Which brings to my point that the scoring mechanism is totally flawed. And the culprit is Q's wrong calculation or misinterpretation of Sharpe and Sortino ratios which did not account for risk free rate being adjusted from portfolio returns, as intended by its original authors. Had these metrics been calculated correctly and as intended, the "leader" would have negative Sharpe and Sortino ratios using prevailing risk free rates (around 1.05%) and thus receive lower ranking. Why you ask is risk free rate adjustment important? This is because it establishes the minimum threshold for an equity portfolio or any other alternative asset class to beat. Simply put, why will you invest in an equity fund, with all its associated transaction costs and risks, that underperforms a risk free 3 month Treasury Bill? This is a very basic but important investment principle.

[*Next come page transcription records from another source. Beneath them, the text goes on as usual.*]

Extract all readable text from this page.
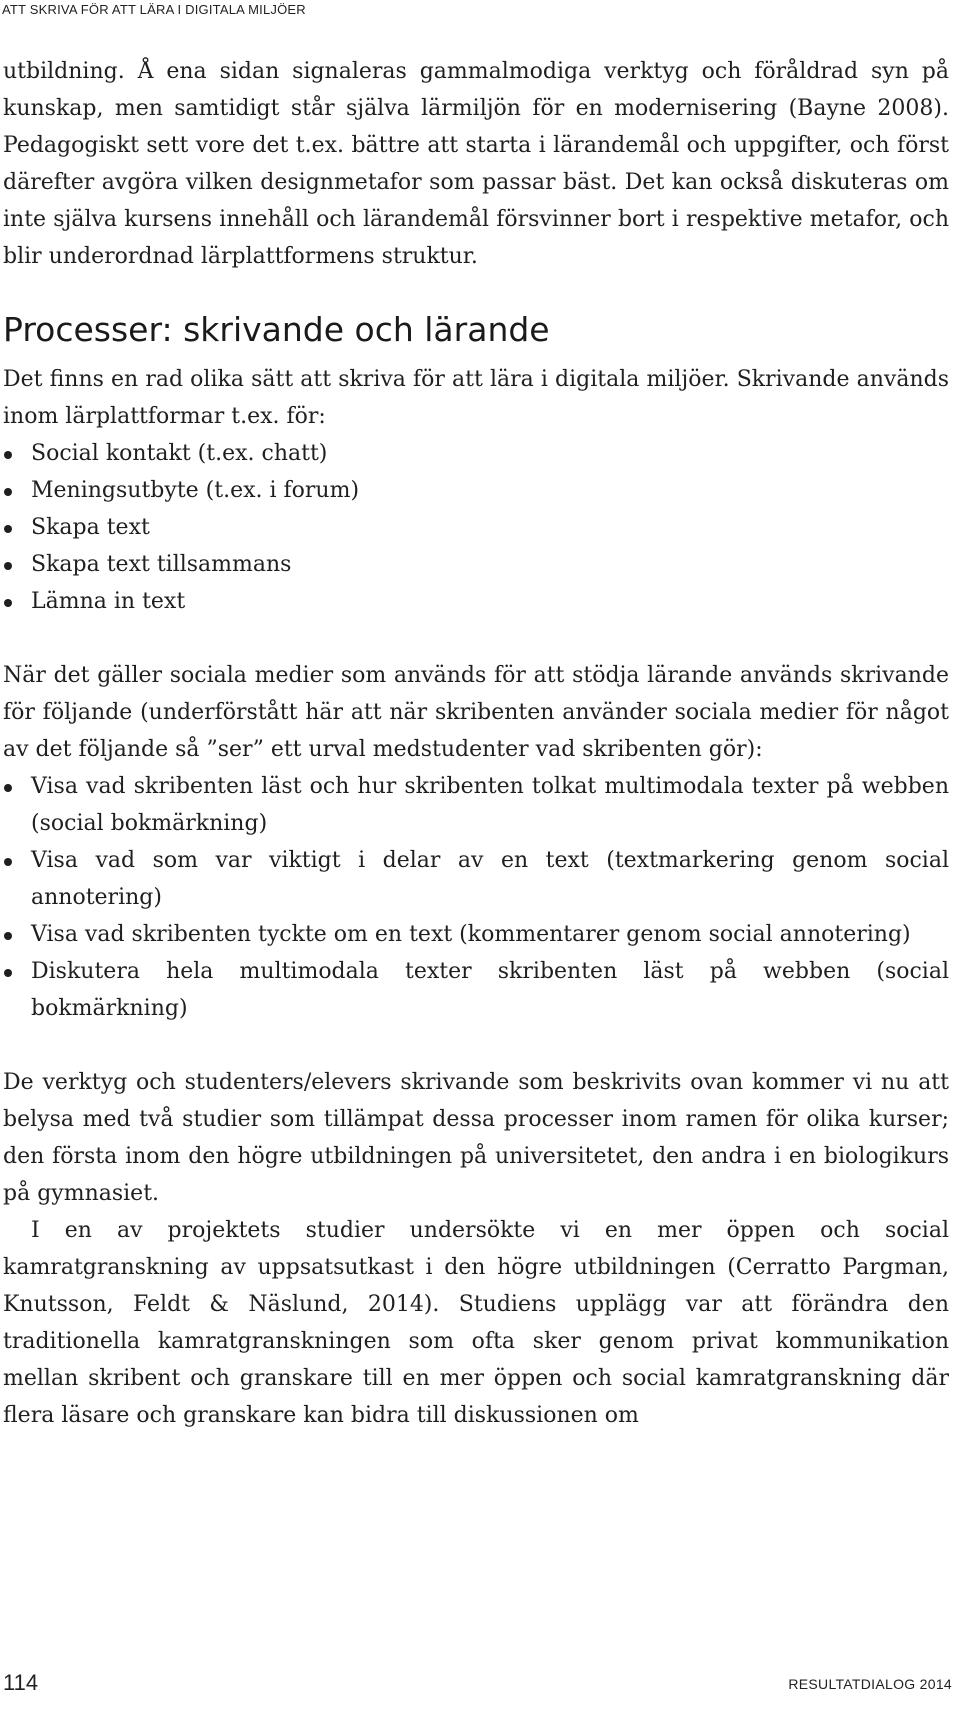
ATT SKRIVA FÖR ATT LÄRA I DIGITALA MILJÖER

utbildning. Å ena sidan signaleras gammalmodiga verktyg och föråldrad syn på kunskap, men samtidigt står själva lärmiljön för en modernisering (Bayne 2008). Pedagogiskt sett vore det t.ex. bättre att starta i lärandemål och uppgifter, och först därefter avgöra vilken designmetafor som passar bäst. Det kan också diskuteras om inte själva kursens innehåll och lärandemål försvinner bort i respektive metafor, och blir underordnad lärplattformens struktur.

Processer: skrivande och lärande

Det finns en rad olika sätt att skriva för att lära i digitala miljöer. Skrivande används inom lärplattformar t.ex. för:

Social kontakt (t.ex. chatt)
Meningsutbyte (t.ex. i forum)
Skapa text
Skapa text tillsammans
Lämna in text

När det gäller sociala medier som används för att stödja lärande används skrivande för följande (underförstått här att när skribenten använder sociala medier för något av det följande så ”ser” ett urval medstudenter vad skribenten gör):

Visa vad skribenten läst och hur skribenten tolkat multimodala texter på webben (social bokmärkning)
Visa vad som var viktigt i delar av en text (textmarkering genom social annotering)
Visa vad skribenten tyckte om en text (kommentarer genom social annotering)
Diskutera hela multimodala texter skribenten läst på webben (social bokmärkning)

De verktyg och studenters/elevers skrivande som beskrivits ovan kommer vi nu att belysa med två studier som tillämpat dessa processer inom ramen för olika kurser; den första inom den högre utbildningen på universitetet, den andra i en biologikurs på gymnasiet.

I en av projektets studier undersökte vi en mer öppen och social kamratgranskning av uppsatsutkast i den högre utbildningen (Cerratto Pargman, Knutsson, Feldt & Näslund, 2014). Studiens upplägg var att förändra den traditionella kamratgranskningen som ofta sker genom privat kommunikation mellan skribent och granskare till en mer öppen och social kamratgranskning där flera läsare och granskare kan bidra till diskussionen om

114	RESULTATDIALOG 2014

I am really impressed by Quantopian's design of a highly hedged long/short equity fund that mitigates risks with diversification and risk dispersal techniques, that is why I am baffled as to how this very basic investment principle of establishing a minimum threshold of returns via the risk free rate, slipped through their thought / design process. I have tried to reach out to Q regarding this through some earlier posts in the forum and got no response or were indifferent. I think the management of Q owes it to the community to explain this anomaly. Perhaps, they do have a legitimate reason/ logic for this and I what to hear and understand it. If it's a honest mistake, own up to it and rectify it. We all make mistakes, it's human nature.

1 response

I got an indirect confirmation that the above referred contestant was disqualified in the post by Dan Dunn here

There are still some entries at the top 50 that have these type of performance: low returns, low volatility, low drawdowns, high stability, high Sharpe and Sortino ratios (as per their computation which do not factor in risk free rate) that received high rankings. As I mentioned above, this exposes the flaws of the current scoring system. The flaws stem from two things: (1) wrong calculation of Sharpe and Sortino ratios which doesn't factor in risk free rate s the minimum threshold to beat, and/or (2) it does not define what Q is looking for in terms of their minimum required returns. This can be easily solved by correcting (1) or establishing (2) or both.

Dan Dunn:

It's worth noting that in the upcoming new contest, this type of algorithm won't score well at all.

The code for the proposed new scoring function is below:

def volatility_adjusted_daily_return(trailing_returns):
"""
Normalize the last daily return in trailing_returns by the annualized
volatility of trailing_returns.
"""

todays_return = trailing_returns[-1]  
# Volatility is floored at 2%.  
volatility = max(ep.annual_volatility(returns), 0.02)  
score = (todays_return / volatility)  

return score

def compute_score(returns):
"""
Compute the score of a backtest from its returns.
"""

cumulative_score = 0  
count = 0  

daily_scores = returns.rolling(63).apply(volatility_adjusted_daily_return)  

avg_yearly_score = np.sum(daily_scores) / (len(daily_scores)/252.0)  

print 'Avg Yearly Score: %f' %  avg_yearly_score

So basically it is a volatility adjusted return measure with volatility floored at 2%. This implies that you are establishing a minimum of 2% assuming the formula's benchmark is 1. This satisfies my proposed correction no. (2) above, defining a minimum return.

However, without factoring in my proposed correction no.(1), inclusion of risk free rate adjustment to returns, you can run into a problem in the future. If we define risk free rate as the 3 month US Treasury Bill currently at around 1.05%, today it might seem negligible but historically for the last say 30 years, it was high around 14% to low of 0.2% and averaging about 5-6%. This means that even if you established your minimum required returns via flooring the volatility measure at 2%, in times when risk free rate is above 2%, your benchmark falls apart. I have asked Jamie twice and reiterated to Thomas the question behind the rationale of flooring volatility at 2% but never got a response.